Less of a housing issue, more of a cost of living issue.
Housing is the single largest cost of living that most people ever face, so yes, it is a housing issue.
Something tells me the English people who said that haven’t been to Canada.
Canada was included in the report. The article seems to be focussing on the amount of vacant properties, which is 8.2% for Canada and 2.7% for UK
Yeah, I figure Canada probably has more houses (more space) but the prices to buy or let are much worse over there. We’re not far behind, though.
London is a lot more expensive than Toronto https://www.numbeo.com/cost-of-living/compare_cities.jsp?country1=Canada&city1=Toronto&country2=United+Kingdom&city2=London&displayCurrency=GBP
But renters on Wednesday night issued their own warning that “lots of expensive market-rate housing won’t bring housing costs down to affordable levels for the millions of people trapped in poverty by sky-high rents”.
Sure it will. Housing price is a function of supply and demand, like everything else. If you don’t have enough supply of housing in London for people who want to live in London, then what happens is that housing prices rise until sufficient people are priced out.
If a developer builds new housing, then someone is going to live in it. If that person is living in that housing, then they aren’t living in some other housing in London, which will make that housing more-affordable.
But what if a developer only builds luxury housing and nobody wants to live in it?
A developer has a pretty strong incentive not to build something that nobody actually wants, so that’s unlikely to be a serious problem – their incentive is not to do this. But, sure, assume that happens. Then that developer is going to need to recoup what they can by selling the development for what they can, even at a loss. The parties who invested in that development will wind up covering some of the cost of buying housing for people in London.
What’s at issue isn’t “fancy housing” or “not-fancy housing”. It’s the quantity of housing. Build more of whatever type of housing, and the price of housing will drop.
As long as one can profitably build housing – the price of land and the price of construction and a reasonable return is lower than the price of housing – developers have every incentive to build. They only won’t build if they aren’t allowed to do so.

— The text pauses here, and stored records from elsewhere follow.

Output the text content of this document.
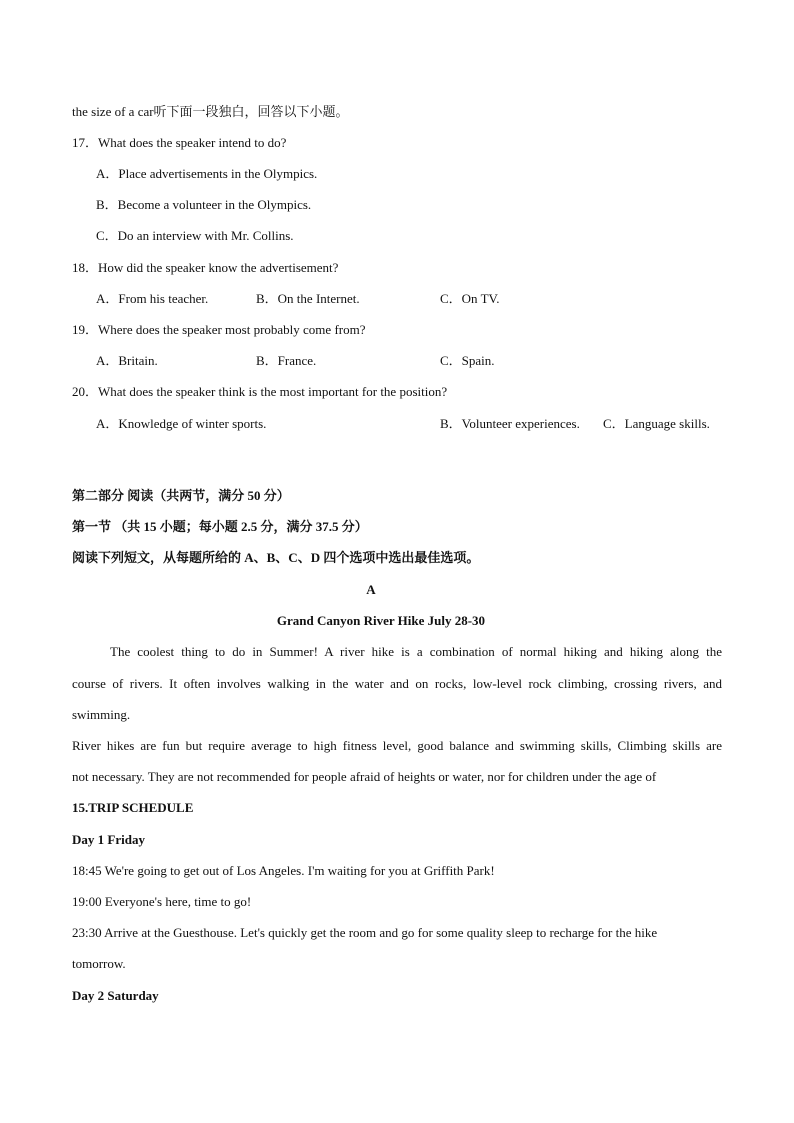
the size of a car听下面一段独白，回答以下小题。
17．What does the speaker intend to do?
A．Place advertisements in the Olympics.
B．Become a volunteer in the Olympics.
C．Do an interview with Mr. Collins.
18．How did the speaker know the advertisement?
A．From his teacher.	B．On the Internet.	C．On TV.
19．Where does the speaker most probably come from?
A．Britain.	B．France.	C．Spain.
20．What does the speaker think is the most important for the position?
A．Knowledge of winter sports.	B．Volunteer experiences. C．Language skills.
第二部分 阅读（共两节，满分 50 分）
第一节 （共 15 小题；每小题 2.5 分，满分 37.5 分）
阅读下列短文，从每题所给的 A、B、C、D 四个选项中选出最佳选项。
A
Grand Canyon River Hike July 28-30
The coolest thing to do in Summer! A river hike is a combination of normal hiking and hiking along the
course of rivers. It often involves walking in the water and on rocks, low-level rock climbing, crossing rivers, and
swimming.
River hikes are fun but require average to high fitness level, good balance and swimming skills, Climbing skills are
not necessary. They are not recommended for people afraid of heights or water, nor for children under the age of
15.TRIP SCHEDULE
Day 1 Friday
18:45 We're going to get out of Los Angeles. I'm waiting for you at Griffith Park!
19:00 Everyone's here, time to go!
23:30 Arrive at the Guesthouse. Let's quickly get the room and go for some quality sleep to recharge for the hike
tomorrow.
Day 2 Saturday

Removing or relaxing London’s height restrictions might be a good place to start.
While the free market should be able to correct the problem, it can’t.
I can’t talk specifically about the uk, but in the US many locales have strict zoning regualtions that hamper building medium density cheap housing, perfect for all these people that can’t afford to live where there’s work.
Examples are things like minimum parking requiements, driveway setbacks, and limitations on multifamily homes.
You’re contradicting yourself. There’s no free market when you have zoning regulations. That’s the issue in Britain as well - too much red tape everywhere and too many fees to get any permissions. Builders are not allowed to build as much as they want or as much as people need. The housing crisis is created artificially by the government.
Canada?
This is the best summary I could come up with:
About a quarter of private renters in the UK are also “overburdened” by housing costs – spending more than 40% of income, compared with just 9% in France and 5% in Germany, according to OECD data.
Labour has said it might release greenbelt for building when it is “dilapidated, neglected scrubland” and will “put social and genuinely affordable housing at the very heart of our plans to jump-start the housebuilding industry”.
Stewart Baseley, the executive chair of the HBF said the figures are “a wake-up call, demonstrating the urgent need to act now to prevent us falling even further behind”.
The study found the UK has the lowest number of homes built since 1980 of any of Spain, France, Portugal, Greece, Romania, Bulgaria and Hungary.
The construction industry has been frustrated by the government’s stop-start approach to planning reforms, as it has weighed the need for more building against opposition from voters in Tory constituencies concerned about over-development.
By contrast the share of the population living with leaking roofs, damp or rot in Poland was 6% and 12% in Germany, figures from Eurostat show.
The original article contains 686 words, the summary contains 184 words. Saved 73%. I’m a bot and I’m open source!
Nobody should be talking about building on the greenbelt, that’s the point of the greenbelt. Where I used to live in London the council was constantly trying to get permission to build on the greenbelt when 500m away there was a huge plot of dilapidated concrete, I guess where there used to be a factory or something. But they were constantly talking about the greenbelt.